I met with Mr. Construction guy today and he fucked me really good. He climbed onto the bed and kissed me. He was a really really good kisser, and good kissing always gets me worked up. I climbed on top of him and kissed him a little longer until I moved down his bare chest and to his already unbuttoned pants.
I kind of like putting it in my mouth before I take it in my hands. It’s not often that it happens that way- but I like to feel it with my mouth first. I sucked his cock for a little while and he was strangely quiet. I looked up and he was watching, which is always kinda cool. His hand grabbed some loose hair, kind of lightly and he just moved up and down- I know he wanted to grab it harder, but he didn’t. I didn’t want to stop to lose momentum.
We changed position and I was laying on my back. From the side he fucked my mouth with he rubbed my pussy. Ok, it’s nice that he knows where my clit is- but damn- easy…. not so hard right at first. I finally put a stop to that cause it was not working for me.

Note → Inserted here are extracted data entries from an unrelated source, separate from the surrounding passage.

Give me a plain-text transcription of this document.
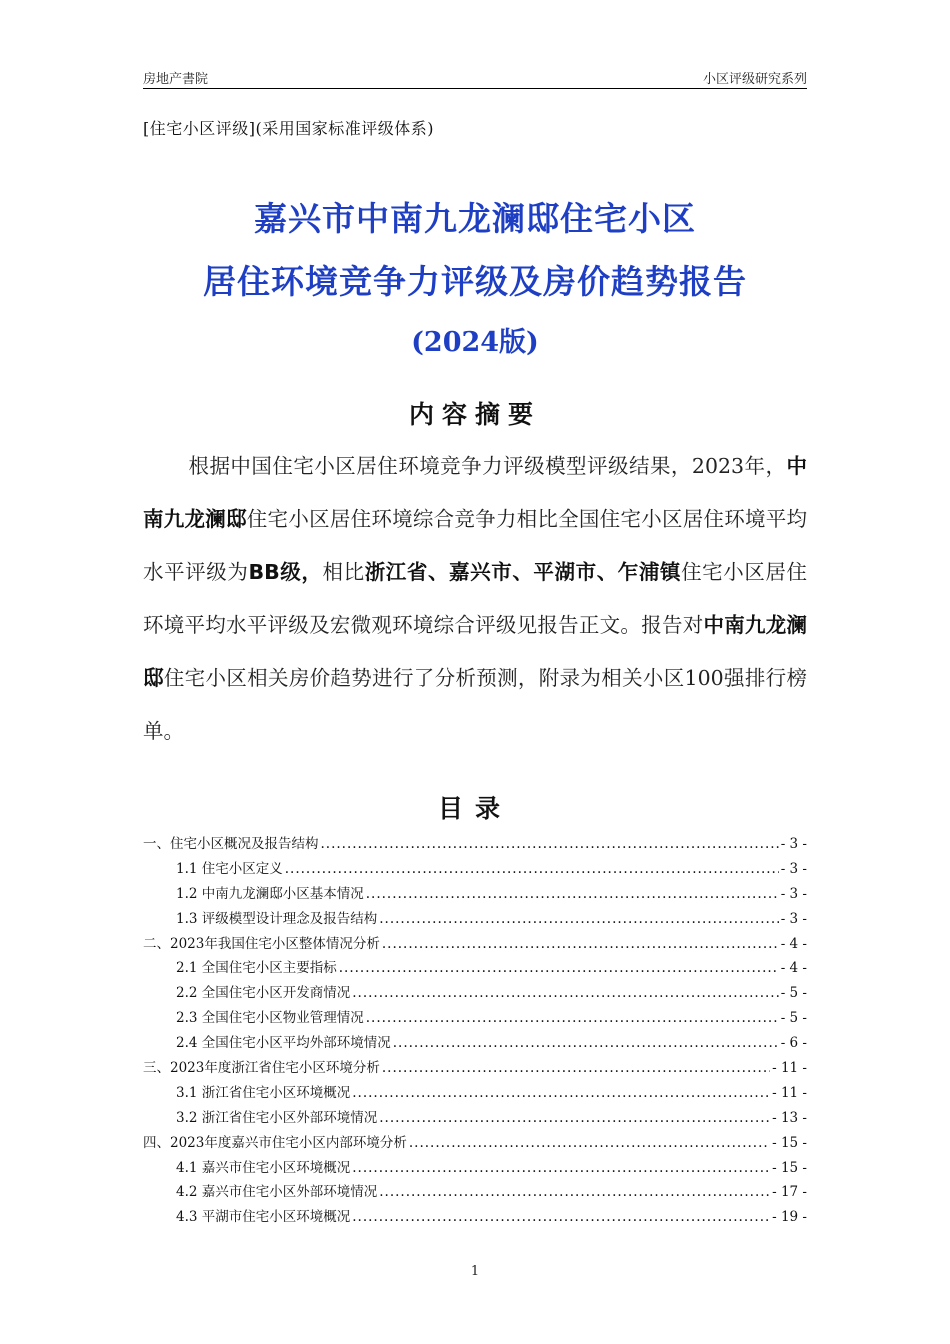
房地产書院	小区评级研究系列
[住宅小区评级](采用国家标准评级体系)
嘉兴市中南九龙澜邸住宅小区
居住环境竞争力评级及房价趋势报告
(2024版)
内容摘要
根据中国住宅小区居住环境竞争力评级模型评级结果，2023年，中南九龙澜邸住宅小区居住环境综合竞争力相比全国住宅小区居住环境平均水平评级为BB级，相比浙江省、嘉兴市、平湖市、乍浦镇住宅小区居住环境平均水平评级及宏微观环境综合评级见报告正文。报告对中南九龙澜邸住宅小区相关房价趋势进行了分析预测，附录为相关小区100强排行榜单。
目录
一、住宅小区概况及报告结构 .....	- 3 -
1.1 住宅小区定义 .....	- 3 -
1.2 中南九龙澜邸小区基本情况 .....	- 3 -
1.3 评级模型设计理念及报告结构 .....	- 3 -
二、2023年我国住宅小区整体情况分析 .....	- 4 -
2.1 全国住宅小区主要指标 .....	- 4 -
2.2 全国住宅小区开发商情况 .....	- 5 -
2.3 全国住宅小区物业管理情况 .....	- 5 -
2.4 全国住宅小区平均外部环境情况 .....	- 6 -
三、2023年度浙江省住宅小区环境分析 .....	- 11 -
3.1 浙江省住宅小区环境概况 .....	- 11 -
3.2 浙江省住宅小区外部环境情况 .....	- 13 -
四、2023年度嘉兴市住宅小区内部环境分析 .....	- 15 -
4.1 嘉兴市住宅小区环境概况 .....	- 15 -
4.2 嘉兴市住宅小区外部环境情况 .....	- 17 -
4.3 平湖市住宅小区环境概况 .....	- 19 -
1
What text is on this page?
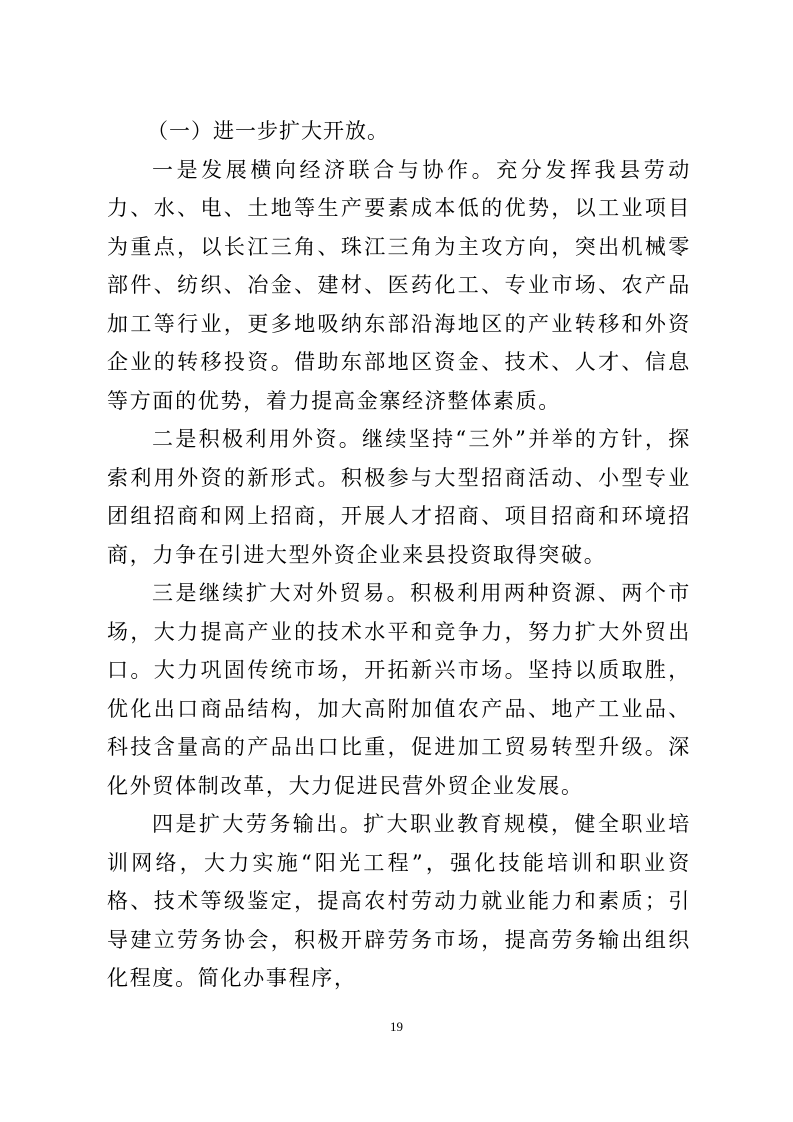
（一）进一步扩大开放。

一是发展横向经济联合与协作。充分发挥我县劳动力、水、电、土地等生产要素成本低的优势，以工业项目为重点，以长江三角、珠江三角为主攻方向，突出机械零部件、纺织、冶金、建材、医药化工、专业市场、农产品加工等行业，更多地吸纳东部沿海地区的产业转移和外资企业的转移投资。借助东部地区资金、技术、人才、信息等方面的优势，着力提高金寨经济整体素质。

二是积极利用外资。继续坚持“三外”并举的方针，探索利用外资的新形式。积极参与大型招商活动、小型专业团组招商和网上招商，开展人才招商、项目招商和环境招商，力争在引进大型外资企业来县投资取得突破。

三是继续扩大对外贸易。积极利用两种资源、两个市场，大力提高产业的技术水平和竞争力，努力扩大外贸出口。大力巩固传统市场，开拓新兴市场。坚持以质取胜，优化出口商品结构，加大高附加值农产品、地产工业品、科技含量高的产品出口比重，促进加工贸易转型升级。深化外贸体制改革，大力促进民营外贸企业发展。

四是扩大劳务输出。扩大职业教育规模，健全职业培训网络，大力实施“阳光工程”，强化技能培训和职业资格、技术等级鉴定，提高农村劳动力就业能力和素质；引导建立劳务协会，积极开辟劳务市场，提高劳务输出组织化程度。简化办事程序，

19
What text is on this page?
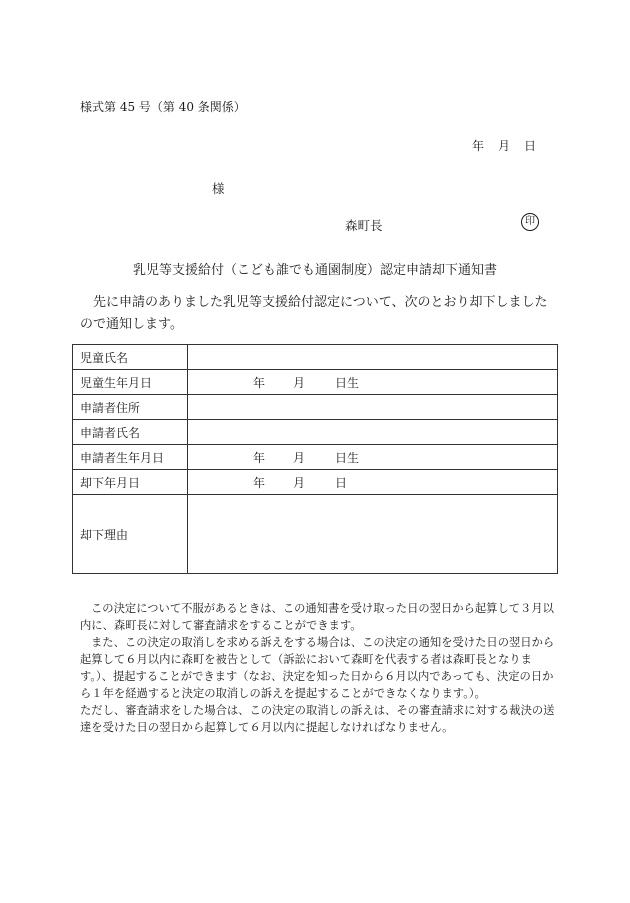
様式第 45 号（第 40 条関係）
年 月 日
様
森町長	印
乳児等支援給付（こども誰でも通園制度）認定申請却下通知書
先に申請のありました乳児等支援給付認定について、次のとおり却下しましたので通知します。
児童氏名	
児童生年月日	年 月 日生

申請者住所	
申請者氏名	
申請者生年月日	年 月 日生

却下年月日	年 月 日

却下理由	

この決定について不服があるときは、この通知書を受け取った日の翌日から起算して３月以内に、森町長に対して審査請求をすることができます。

また、この決定の取消しを求める訴えをする場合は、この決定の通知を受けた日の翌日から起算して６月以内に森町を被告として（訴訟において森町を代表する者は森町長となります。）、提起することができます（なお、決定を知った日から６月以内であっても、決定の日から１年を経過すると決定の取消しの訴えを提起することができなくなります。）。

ただし、審査請求をした場合は、この決定の取消しの訴えは、その審査請求に対する裁決の送達を受けた日の翌日から起算して６月以内に提起しなければなりません。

What happened next was pretty damn great. He fucked me good and hard. In like 5 different positions. I like changing it up like that. That is pretty cool. I never got on top. I almost ALWAYS get on top the first time. I don’t know- I guess it’s just an aggressive move on my part. Only a few times have I not started out on top. This time though- he got ready and climbed on top of me. When he turned me on my knees, he reached up and grabbed my hair and pulled me back. He climbed up over me, pushing my face down and drilled hard into my cunt. God, it was good. Sooo fucking good. I thought that it has been a long time, a really long time that I was fucked so hard for so long. Each position change was either deeper or harder or simply better than the one before. It was too hard for me to have an orgasm, but I really enough to send me moaning and grunting like a whore. I enjoyed the fucking. I enjoyed the physicality. I enjoyed the sheer force of it since all day I have been feeling anxious and wanting a little bit of pain to take it away. He didn’t say much. I don’t think he said anything at all really.
I always wonder, if they don’t ohh and ahh- if it still feels as good.
However I did enough oohing and aahing for the both of us and he seemed encouraged by it and fucked me even harder when I asked him to. Who can ask for more?
I was telling Ben this morning that I’m having some anxiety problems again. I’m even back on my meds so it’s kind of surprising. I just get that feeling of wanting to feel something physical, be it pain or sex or back in the day I used to get on the treadmill and run. Today I was happy to have it be sex. My thighs are sore too, so there’s my pain. I feel better.
Oh and the first thing he said after it was over. ”Damn girl you give amazing head!” (He even clapped. hee hee)
(I just feel like I have to redeem myself.)